There are a few downsides you need to be aware of. Unlike the situation where your employer will handle your residency visa in the foreign country, you will be personally responsible for it under this option. Also, you will need to verify the country’s requirements for foreign lawyers who want to carry on a limited practice relating to their home law.





If you utilized these strategies you will eventually get your dream international job, though it may take a while. However before you hop on the plane to your destination, there are some housekeeping items you need to take into consideration:

 1. KEEP YOUR STATUS ACTIVE - Contact your law society and find out how to keep your status active while you are out of the country – whether you need to maintain a professional liability insurance coverage or maintain an address within the province/country.


2. TAX AND RESIDENCY IMPLICATIONS FOR THOSE WHO ARE YET TO BECOME CANADIANS – Find out about the tax implications of your relocation and make sure you get everything sorted out before you leave. And for those who are permanent residents, they should keep in mind the need to maintain the minimum residency requirements that will allow them to keep their permanent residency.


3. CULTURE SHOCK AND LANGUAGE BARRIER – Relocating to a new country is a big decision that must be well thought out. Hence, it is important to research the culture of the destination as well as the language very well before making your traveling decision. Even if the country is an English or a French speaking country, please note that there are bound to be dialectical differences. The bottomline is that you should be prepared psychologically for a major change of lifestyle. One rule of the thumb that many expats have used in minimizing the effect of culture shock is to first take a vacation in the place they wish to relocate to. During this vacation, they will make friends with the locals, eat their foods and integrate into the community as much as they can. These will give them the opportunity to see first hand whether they can adjust to the environment or not.

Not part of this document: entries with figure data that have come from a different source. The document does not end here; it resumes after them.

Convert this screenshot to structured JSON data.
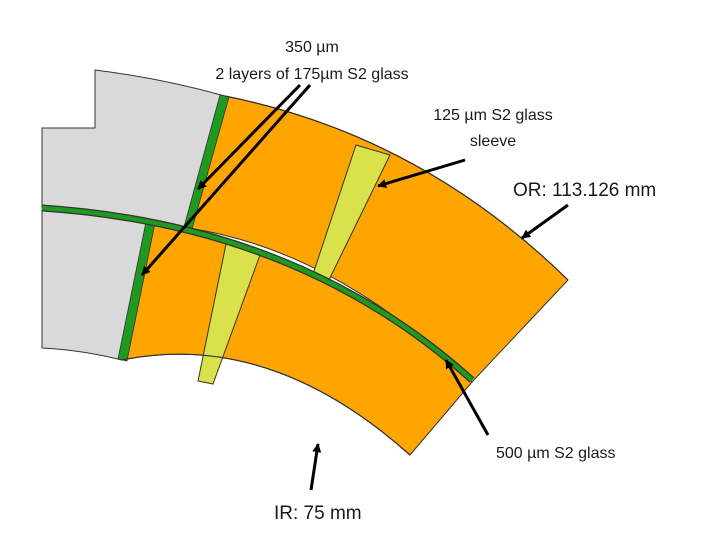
{
  "diagram": {
    "labels": {
      "insulation_line1": "350 µm",
      "insulation_line2": "2 layers of 175µm  S2 glass",
      "sleeve_line1": "125 µm S2 glass",
      "sleeve_line2": "sleeve",
      "outer_radius": "OR: 113.126 mm",
      "inner_radius": "IR: 75 mm",
      "midplane_layer": "500 µm S2 glass"
    },
    "colors": {
      "conductor_block": "#FFA500",
      "pole_region": "#D9D9D9",
      "s2_glass_insulation": "#1F9A1F",
      "wedge": "#D9E14B",
      "outline": "#333333",
      "arrow": "#000000"
    }
  }
}
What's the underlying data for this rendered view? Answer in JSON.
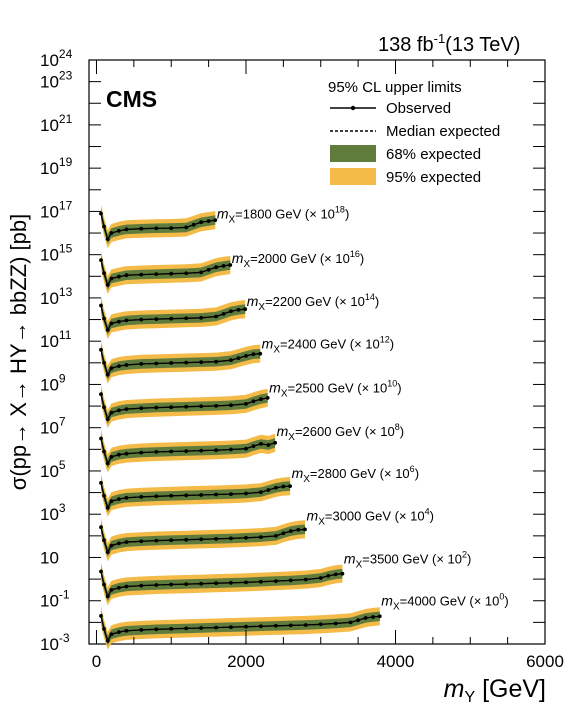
{
  "header": {
    "lumi": "138 fb",
    "lumi_sup": "-1",
    "energy": "(13 TeV)",
    "experiment": "CMS"
  },
  "axes": {
    "ylabel": "σ(pp→ X→ HY→ bbZZ) [pb]",
    "xlabel_italic": "m",
    "xlabel_sub": "Y",
    "xlabel_unit": " [GeV]"
  },
  "legend": {
    "title": "95% CL upper limits",
    "observed": "Observed",
    "median": "Median expected",
    "band68": "68% expected",
    "band95": "95% expected"
  },
  "chart_data": {
    "type": "line",
    "xlim": [
      -100,
      6000
    ],
    "ylim_log10": [
      -3,
      24
    ],
    "ylog": true,
    "x_ticks": [
      {
        "value": 0,
        "label": "0"
      },
      {
        "value": 2000,
        "label": "2000"
      },
      {
        "value": 4000,
        "label": "4000"
      },
      {
        "value": 6000,
        "label": "6000"
      }
    ],
    "y_ticks": [
      {
        "exp": -3,
        "base": "10",
        "sup": "-3"
      },
      {
        "exp": -1,
        "base": "10",
        "sup": "-1"
      },
      {
        "exp": 1,
        "base": "10",
        "sup": ""
      },
      {
        "exp": 3,
        "base": "10",
        "sup": "3"
      },
      {
        "exp": 5,
        "base": "10",
        "sup": "5"
      },
      {
        "exp": 7,
        "base": "10",
        "sup": "7"
      },
      {
        "exp": 9,
        "base": "10",
        "sup": "9"
      },
      {
        "exp": 11,
        "base": "10",
        "sup": "11"
      },
      {
        "exp": 13,
        "base": "10",
        "sup": "13"
      },
      {
        "exp": 15,
        "base": "10",
        "sup": "15"
      },
      {
        "exp": 17,
        "base": "10",
        "sup": "17"
      },
      {
        "exp": 19,
        "base": "10",
        "sup": "19"
      },
      {
        "exp": 21,
        "base": "10",
        "sup": "21"
      },
      {
        "exp": 23,
        "base": "10",
        "sup": "23"
      },
      {
        "exp": 24,
        "base": "10",
        "sup": "24"
      }
    ],
    "series": [
      {
        "mx": "1800",
        "scale_sup": "18",
        "label_x": 1610,
        "label_y_log": 16.9,
        "x": [
          60,
          100,
          150,
          200,
          300,
          400,
          600,
          800,
          1000,
          1200,
          1300,
          1400,
          1500,
          1590
        ],
        "y_log": [
          16.9,
          16.3,
          15.72,
          16.0,
          16.1,
          16.17,
          16.2,
          16.22,
          16.23,
          16.26,
          16.38,
          16.5,
          16.55,
          16.6
        ]
      },
      {
        "mx": "2000",
        "scale_sup": "16",
        "label_x": 1810,
        "label_y_log": 14.85,
        "x": [
          60,
          100,
          150,
          200,
          300,
          400,
          600,
          800,
          1000,
          1200,
          1400,
          1500,
          1600,
          1700,
          1790
        ],
        "y_log": [
          14.75,
          14.15,
          13.6,
          13.9,
          13.98,
          14.05,
          14.08,
          14.1,
          14.12,
          14.14,
          14.18,
          14.3,
          14.42,
          14.48,
          14.52
        ]
      },
      {
        "mx": "2200",
        "scale_sup": "14",
        "label_x": 2010,
        "label_y_log": 12.85,
        "x": [
          60,
          100,
          150,
          200,
          300,
          400,
          600,
          800,
          1000,
          1200,
          1400,
          1600,
          1700,
          1800,
          1900,
          1990
        ],
        "y_log": [
          12.65,
          12.05,
          11.52,
          11.82,
          11.9,
          11.96,
          12.0,
          12.02,
          12.04,
          12.06,
          12.08,
          12.14,
          12.26,
          12.38,
          12.45,
          12.48
        ]
      },
      {
        "mx": "2400",
        "scale_sup": "12",
        "label_x": 2210,
        "label_y_log": 10.9,
        "x": [
          60,
          100,
          150,
          200,
          300,
          400,
          600,
          800,
          1000,
          1200,
          1400,
          1600,
          1800,
          1900,
          2000,
          2100,
          2190
        ],
        "y_log": [
          10.6,
          10.0,
          9.45,
          9.75,
          9.85,
          9.9,
          9.95,
          9.97,
          9.99,
          10.01,
          10.03,
          10.05,
          10.12,
          10.22,
          10.32,
          10.4,
          10.42
        ]
      },
      {
        "mx": "2500",
        "scale_sup": "10",
        "label_x": 2310,
        "label_y_log": 8.85,
        "x": [
          60,
          100,
          150,
          200,
          300,
          400,
          600,
          800,
          1000,
          1200,
          1400,
          1600,
          1800,
          2000,
          2100,
          2200,
          2290
        ],
        "y_log": [
          8.55,
          7.95,
          7.4,
          7.7,
          7.8,
          7.86,
          7.9,
          7.93,
          7.95,
          7.97,
          7.99,
          8.01,
          8.04,
          8.1,
          8.22,
          8.32,
          8.38
        ]
      },
      {
        "mx": "2600",
        "scale_sup": "8",
        "label_x": 2410,
        "label_y_log": 6.85,
        "x": [
          60,
          100,
          150,
          200,
          300,
          400,
          600,
          800,
          1000,
          1200,
          1400,
          1600,
          1800,
          2000,
          2100,
          2200,
          2300,
          2390
        ],
        "y_log": [
          6.5,
          5.9,
          5.35,
          5.65,
          5.75,
          5.8,
          5.85,
          5.88,
          5.9,
          5.92,
          5.94,
          5.96,
          5.99,
          6.03,
          6.15,
          6.25,
          6.2,
          6.3
        ]
      },
      {
        "mx": "2800",
        "scale_sup": "6",
        "label_x": 2610,
        "label_y_log": 4.9,
        "x": [
          60,
          100,
          150,
          200,
          300,
          400,
          600,
          800,
          1000,
          1200,
          1400,
          1600,
          1800,
          2000,
          2200,
          2300,
          2400,
          2500,
          2590
        ],
        "y_log": [
          4.45,
          3.85,
          3.3,
          3.6,
          3.7,
          3.76,
          3.8,
          3.83,
          3.85,
          3.87,
          3.89,
          3.91,
          3.93,
          3.96,
          4.02,
          4.12,
          4.22,
          4.28,
          4.3
        ]
      },
      {
        "mx": "3000",
        "scale_sup": "4",
        "label_x": 2810,
        "label_y_log": 2.95,
        "x": [
          60,
          100,
          150,
          200,
          300,
          400,
          600,
          800,
          1000,
          1200,
          1400,
          1600,
          1800,
          2000,
          2200,
          2400,
          2500,
          2600,
          2700,
          2790
        ],
        "y_log": [
          2.4,
          1.8,
          1.25,
          1.55,
          1.65,
          1.71,
          1.75,
          1.78,
          1.8,
          1.82,
          1.84,
          1.86,
          1.88,
          1.91,
          1.94,
          2.0,
          2.12,
          2.22,
          2.28,
          2.3
        ]
      },
      {
        "mx": "3500",
        "scale_sup": "2",
        "label_x": 3310,
        "label_y_log": 0.95,
        "x": [
          60,
          100,
          150,
          200,
          300,
          400,
          600,
          800,
          1000,
          1200,
          1400,
          1600,
          1800,
          2000,
          2200,
          2400,
          2600,
          2800,
          3000,
          3100,
          3200,
          3290
        ],
        "y_log": [
          0.35,
          -0.25,
          -0.8,
          -0.5,
          -0.4,
          -0.34,
          -0.3,
          -0.27,
          -0.25,
          -0.23,
          -0.21,
          -0.19,
          -0.17,
          -0.15,
          -0.12,
          -0.09,
          -0.06,
          -0.02,
          0.05,
          0.15,
          0.22,
          0.25
        ]
      },
      {
        "mx": "4000",
        "scale_sup": "0",
        "label_x": 3810,
        "label_y_log": -1.0,
        "x": [
          60,
          100,
          150,
          200,
          300,
          400,
          600,
          800,
          1000,
          1200,
          1400,
          1600,
          1800,
          2000,
          2200,
          2400,
          2600,
          2800,
          3000,
          3200,
          3400,
          3500,
          3600,
          3700,
          3790
        ],
        "y_log": [
          -1.7,
          -2.3,
          -2.85,
          -2.55,
          -2.45,
          -2.39,
          -2.35,
          -2.32,
          -2.3,
          -2.28,
          -2.26,
          -2.24,
          -2.22,
          -2.2,
          -2.18,
          -2.16,
          -2.14,
          -2.12,
          -2.09,
          -2.05,
          -2.0,
          -1.9,
          -1.8,
          -1.75,
          -1.72
        ]
      }
    ]
  },
  "colors": {
    "band95": "#f4bb49",
    "band68": "#607c3c",
    "line": "#000000"
  }
}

4. FAMILY CONSIDERATIONS – For a lawyer who has a partner, it is important to take the interest of the partner into consideration as well. Life abroad could be lonely and isolated unless you put necessary measures in place to facilitate your easy integration into the new community. Critical questions that a family relocating abroad should ask themselves include – will there be job opportunities for the spouse? Will there be qualitative schools that meet Canadian standard for the children? A negative answer to these questions is a red flag warranting the reconsideration of the relocation, irrespective of its associated benefits.

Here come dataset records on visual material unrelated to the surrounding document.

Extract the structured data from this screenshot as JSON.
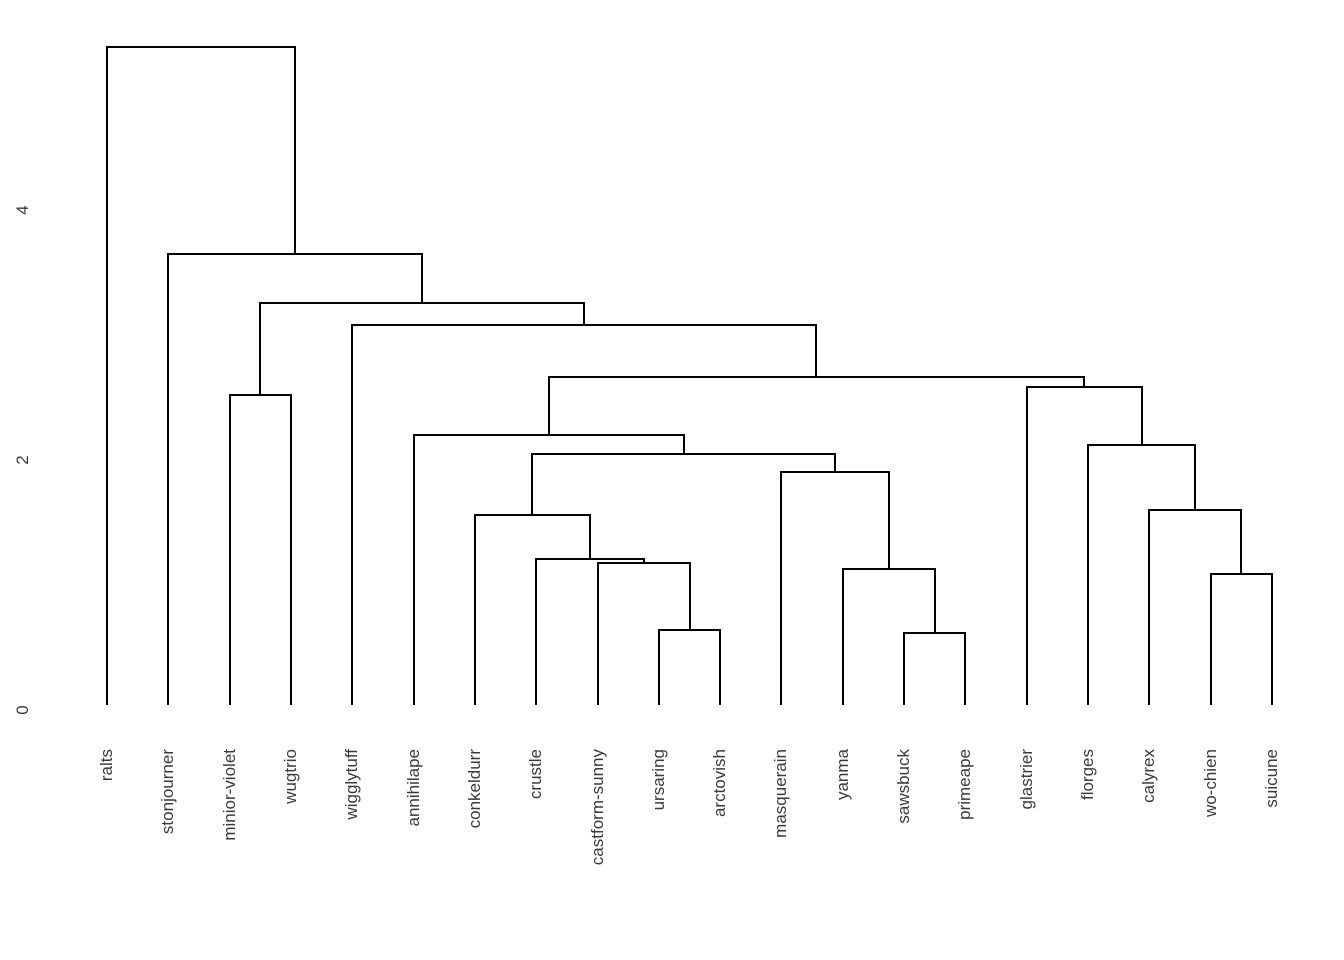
{
  "figure": {
    "background_color": "#ffffff",
    "line_color": "#000000",
    "text_color": "#3a3a3a"
  },
  "chart_data": {
    "type": "dendrogram",
    "orientation": "leaves-bottom",
    "title": "",
    "xlabel": "",
    "ylabel": "",
    "grid": false,
    "yaxis": {
      "side": "left",
      "ticks": [
        0,
        2,
        4
      ],
      "range": [
        0,
        5.3
      ],
      "labels_rotated": true
    },
    "leaves": [
      "ralts",
      "stonjourner",
      "minior-violet",
      "wugtrio",
      "wigglytuff",
      "annihilape",
      "conkeldurr",
      "crustle",
      "castform-sunny",
      "ursaring",
      "arctovish",
      "masquerain",
      "yanma",
      "sawsbuck",
      "primeape",
      "glastrier",
      "florges",
      "calyrex",
      "wo-chien",
      "suicune"
    ],
    "tree": {
      "height": 5.3,
      "children": [
        {
          "leaf": "ralts"
        },
        {
          "height": 3.64,
          "children": [
            {
              "leaf": "stonjourner"
            },
            {
              "height": 3.25,
              "children": [
                {
                  "height": 2.51,
                  "children": [
                    {
                      "leaf": "minior-violet"
                    },
                    {
                      "leaf": "wugtrio"
                    }
                  ]
                },
                {
                  "height": 3.07,
                  "children": [
                    {
                      "leaf": "wigglytuff"
                    },
                    {
                      "height": 2.66,
                      "children": [
                        {
                          "height": 2.19,
                          "children": [
                            {
                              "leaf": "annihilape"
                            },
                            {
                              "height": 2.04,
                              "children": [
                                {
                                  "height": 1.55,
                                  "children": [
                                    {
                                      "leaf": "conkeldurr"
                                    },
                                    {
                                      "height": 1.2,
                                      "children": [
                                        {
                                          "leaf": "crustle"
                                        },
                                        {
                                          "height": 1.17,
                                          "children": [
                                            {
                                              "leaf": "castform-sunny"
                                            },
                                            {
                                              "height": 0.63,
                                              "children": [
                                                {
                                                  "leaf": "ursaring"
                                                },
                                                {
                                                  "leaf": "arctovish"
                                                }
                                              ]
                                            }
                                          ]
                                        }
                                      ]
                                    }
                                  ]
                                },
                                {
                                  "height": 1.9,
                                  "children": [
                                    {
                                      "leaf": "masquerain"
                                    },
                                    {
                                      "height": 1.12,
                                      "children": [
                                        {
                                          "leaf": "yanma"
                                        },
                                        {
                                          "height": 0.61,
                                          "children": [
                                            {
                                              "leaf": "sawsbuck"
                                            },
                                            {
                                              "leaf": "primeape"
                                            }
                                          ]
                                        }
                                      ]
                                    }
                                  ]
                                }
                              ]
                            }
                          ]
                        },
                        {
                          "height": 2.58,
                          "children": [
                            {
                              "leaf": "glastrier"
                            },
                            {
                              "height": 2.11,
                              "children": [
                                {
                                  "leaf": "florges"
                                },
                                {
                                  "height": 1.59,
                                  "children": [
                                    {
                                      "leaf": "calyrex"
                                    },
                                    {
                                      "height": 1.08,
                                      "children": [
                                        {
                                          "leaf": "wo-chien"
                                        },
                                        {
                                          "leaf": "suicune"
                                        }
                                      ]
                                    }
                                  ]
                                }
                              ]
                            }
                          ]
                        }
                      ]
                    }
                  ]
                }
              ]
            }
          ]
        }
      ]
    }
  }
}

The essence of this article is to highlight some strategies for searching for international job opportunities and relate them to the legal field in Canada. By so doing, any Canadian lawyer who is interested in pursuing a law career outside Canada but does not know how to go about it can utilize them. In any case, the specific strategy to adopt in any particular situation will depend largely on the lawyer's areas of interests as well as the country/continent of preference.